A non-epileptic seizure is a type of fit which, while it may appear the same as an epileptic seizure to an onlooker, has a different underlying cause. Both types of seizures can occur during sleep or while awake, and can lead to a person losing awareness, shaking, making odd movements repeatedly, or losing bladder control. Typically, an epileptic seizure is triggered by abnormal electrical impulses in the brain, but this is not the case for a non-epileptic seizure. In fact there are a number of different causes of seizures of the non-epileptic variety, including fainting, low blood sugar, heart problems, and psychological factors.
As the signs of a non-epileptic seizure resemble those of an epileptic seizure, it can be difficult to distinguish between the two. Around a quarter of cases of epilepsy where drug treatment fails to work are later found to have been wrongly diagnosed. Many of these cases are actually non-epileptic seizures, often with psychological causes. When a non-epileptic seizure has a psychological cause it is described as psychogenic. A non-epileptic seizure with a physical cause is classed as organic.
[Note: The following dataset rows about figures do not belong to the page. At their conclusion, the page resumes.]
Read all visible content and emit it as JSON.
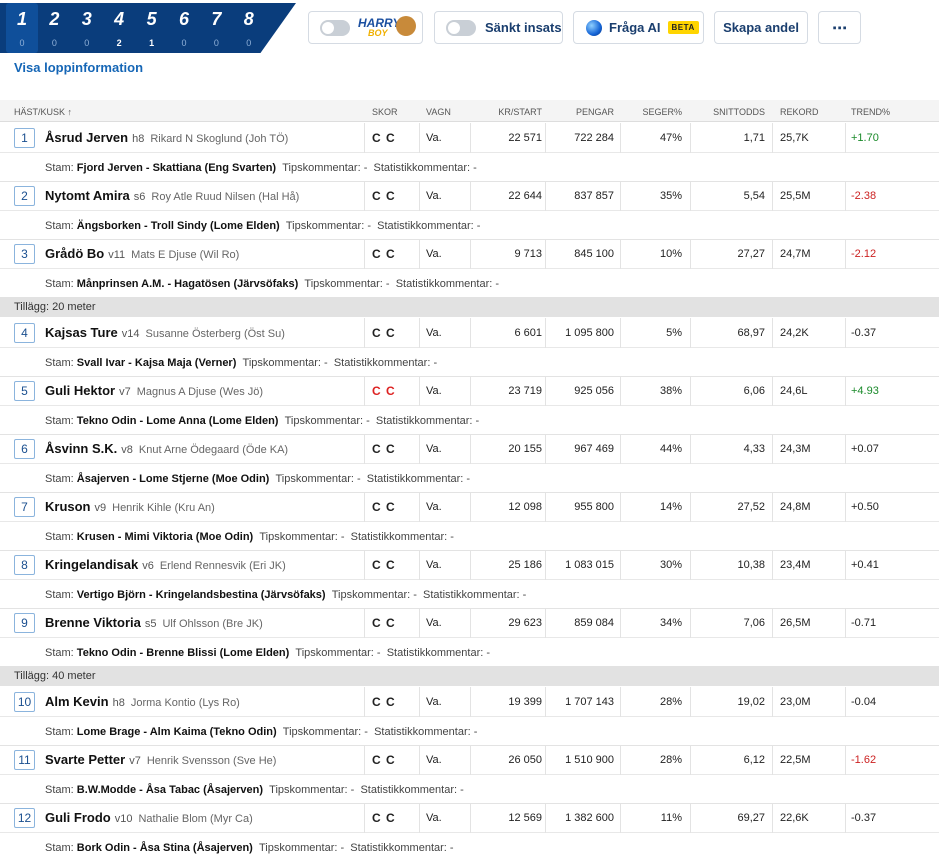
{
  "legs": [
    {
      "num": "1",
      "count": "0",
      "active": true
    },
    {
      "num": "2",
      "count": "0"
    },
    {
      "num": "3",
      "count": "0"
    },
    {
      "num": "4",
      "count": "2"
    },
    {
      "num": "5",
      "count": "1"
    },
    {
      "num": "6",
      "count": "0"
    },
    {
      "num": "7",
      "count": "0"
    },
    {
      "num": "8",
      "count": "0"
    }
  ],
  "toolbar": {
    "harry_line1": "HARRY",
    "harry_line2": "BOY",
    "reduced_stake_label": "Sänkt insats",
    "ask_ai_label": "Fråga AI",
    "beta_badge": "BETA",
    "create_share_label": "Skapa andel",
    "more_label": "⋯"
  },
  "race_info_link": "Visa loppinformation",
  "columns": {
    "horse": "HÄST/KUSK ↑",
    "shoes": "SKOR",
    "sulky": "VAGN",
    "kr_start": "KR/START",
    "money": "PENGAR",
    "win_pct": "SEGER%",
    "avg_odds": "SNITTODDS",
    "record": "REKORD",
    "trend": "TREND%"
  },
  "labels": {
    "stam": "Stam:",
    "tips": "Tipskommentar: -",
    "stat": "Statistikkommentar: -"
  },
  "rows": [
    {
      "type": "horse",
      "nr": "1",
      "name": "Åsrud Jerven",
      "age": "h8",
      "driver": "Rikard N Skoglund (Joh TÖ)",
      "shoes": "C C",
      "shoes_red": false,
      "sulky": "Va.",
      "kr_start": "22 571",
      "money": "722 284",
      "win": "47%",
      "odds": "1,71",
      "record": "25,7K",
      "trend": "+1.70",
      "trend_sign": "pos",
      "stam": "Fjord Jerven - Skattiana (Eng Svarten)"
    },
    {
      "type": "horse",
      "nr": "2",
      "name": "Nytomt Amira",
      "age": "s6",
      "driver": "Roy Atle Ruud Nilsen (Hal Hå)",
      "shoes": "C C",
      "shoes_red": false,
      "sulky": "Va.",
      "kr_start": "22 644",
      "money": "837 857",
      "win": "35%",
      "odds": "5,54",
      "record": "25,5M",
      "trend": "-2.38",
      "trend_sign": "neg",
      "stam": "Ängsborken - Troll Sindy (Lome Elden)"
    },
    {
      "type": "horse",
      "nr": "3",
      "name": "Grådö Bo",
      "age": "v11",
      "driver": "Mats E Djuse (Wil Ro)",
      "shoes": "C C",
      "shoes_red": false,
      "sulky": "Va.",
      "kr_start": "9 713",
      "money": "845 100",
      "win": "10%",
      "odds": "27,27",
      "record": "24,7M",
      "trend": "-2.12",
      "trend_sign": "neg",
      "stam": "Månprinsen A.M. - Hagatösen (Järvsöfaks)"
    },
    {
      "type": "sep",
      "label": "Tillägg: 20 meter"
    },
    {
      "type": "horse",
      "nr": "4",
      "name": "Kajsas Ture",
      "age": "v14",
      "driver": "Susanne Österberg (Öst Su)",
      "shoes": "C C",
      "shoes_red": false,
      "sulky": "Va.",
      "kr_start": "6 601",
      "money": "1 095 800",
      "win": "5%",
      "odds": "68,97",
      "record": "24,2K",
      "trend": "-0.37",
      "trend_sign": "none",
      "stam": "Svall Ivar - Kajsa Maja (Verner)"
    },
    {
      "type": "horse",
      "nr": "5",
      "name": "Guli Hektor",
      "age": "v7",
      "driver": "Magnus A Djuse (Wes Jö)",
      "shoes": "C C",
      "shoes_red": true,
      "sulky": "Va.",
      "kr_start": "23 719",
      "money": "925 056",
      "win": "38%",
      "odds": "6,06",
      "record": "24,6L",
      "trend": "+4.93",
      "trend_sign": "pos",
      "stam": "Tekno Odin - Lome Anna (Lome Elden)"
    },
    {
      "type": "horse",
      "nr": "6",
      "name": "Åsvinn S.K.",
      "age": "v8",
      "driver": "Knut Arne Ödegaard (Öde KA)",
      "shoes": "C C",
      "shoes_red": false,
      "sulky": "Va.",
      "kr_start": "20 155",
      "money": "967 469",
      "win": "44%",
      "odds": "4,33",
      "record": "24,3M",
      "trend": "+0.07",
      "trend_sign": "none",
      "stam": "Åsajerven - Lome Stjerne (Moe Odin)"
    },
    {
      "type": "horse",
      "nr": "7",
      "name": "Kruson",
      "age": "v9",
      "driver": "Henrik Kihle (Kru An)",
      "shoes": "C C",
      "shoes_red": false,
      "sulky": "Va.",
      "kr_start": "12 098",
      "money": "955 800",
      "win": "14%",
      "odds": "27,52",
      "record": "24,8M",
      "trend": "+0.50",
      "trend_sign": "none",
      "stam": "Krusen - Mimi Viktoria (Moe Odin)"
    },
    {
      "type": "horse",
      "nr": "8",
      "name": "Kringelandisak",
      "age": "v6",
      "driver": "Erlend Rennesvik (Eri JK)",
      "shoes": "C C",
      "shoes_red": false,
      "sulky": "Va.",
      "kr_start": "25 186",
      "money": "1 083 015",
      "win": "30%",
      "odds": "10,38",
      "record": "23,4M",
      "trend": "+0.41",
      "trend_sign": "none",
      "stam": "Vertigo Björn - Kringelandsbestina (Järvsöfaks)"
    },
    {
      "type": "horse",
      "nr": "9",
      "name": "Brenne Viktoria",
      "age": "s5",
      "driver": "Ulf Ohlsson (Bre JK)",
      "shoes": "C C",
      "shoes_red": false,
      "sulky": "Va.",
      "kr_start": "29 623",
      "money": "859 084",
      "win": "34%",
      "odds": "7,06",
      "record": "26,5M",
      "trend": "-0.71",
      "trend_sign": "none",
      "stam": "Tekno Odin - Brenne Blissi (Lome Elden)"
    },
    {
      "type": "sep",
      "label": "Tillägg: 40 meter"
    },
    {
      "type": "horse",
      "nr": "10",
      "name": "Alm Kevin",
      "age": "h8",
      "driver": "Jorma Kontio (Lys Ro)",
      "shoes": "C C",
      "shoes_red": false,
      "sulky": "Va.",
      "kr_start": "19 399",
      "money": "1 707 143",
      "win": "28%",
      "odds": "19,02",
      "record": "23,0M",
      "trend": "-0.04",
      "trend_sign": "none",
      "stam": "Lome Brage - Alm Kaima (Tekno Odin)"
    },
    {
      "type": "horse",
      "nr": "11",
      "name": "Svarte Petter",
      "age": "v7",
      "driver": "Henrik Svensson (Sve He)",
      "shoes": "C C",
      "shoes_red": false,
      "sulky": "Va.",
      "kr_start": "26 050",
      "money": "1 510 900",
      "win": "28%",
      "odds": "6,12",
      "record": "22,5M",
      "trend": "-1.62",
      "trend_sign": "neg",
      "stam": "B.W.Modde - Åsa Tabac (Åsajerven)"
    },
    {
      "type": "horse",
      "nr": "12",
      "name": "Guli Frodo",
      "age": "v10",
      "driver": "Nathalie Blom (Myr Ca)",
      "shoes": "C C",
      "shoes_red": false,
      "sulky": "Va.",
      "kr_start": "12 569",
      "money": "1 382 600",
      "win": "11%",
      "odds": "69,27",
      "record": "22,6K",
      "trend": "-0.37",
      "trend_sign": "none",
      "stam": "Bork Odin - Åsa Stina (Åsajerven)"
    }
  ]
}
Some psychogenic non-epileptic seizures are known as dissociative seizures. These are probably the most common form of non-epileptic seizure, and they are triggered by memories of past traumatic experiences resurfacing, sometimes during times of stress or just at random. Emotions are transformed into physical effects, and the person has a seizure over which they have no control. Sometimes seizures begin soon after the original upsetting event, and other times they start years later. It is not always possible to discover what the original event might have been.
Diagnosis of a non-epileptic seizure may be carried out using EEG video monitoring, where an electroencephalogram, or EEG, records the brain's electrical activity while the patient is filmed. If no abnormal electrical events are measured while the patient is seen having a seizure, this helps to confirm that the seizure is non-epileptic. The technique can be useful for studying movements and behaviors during the seizure, as there could be subtle signs that indicate to an expert that the condition is not epilepsy.
Treatment for non-epileptic seizures varies and, in the case of the organic type of seizure, will depend on what the physical problem is. In the case of a psychogenic non-epileptic seizure, treatment generally involves psychotherapy rather than drugs. Methods such as cognitive behavioral therapy, or CBT, which changes the way a person thinks, can be effective.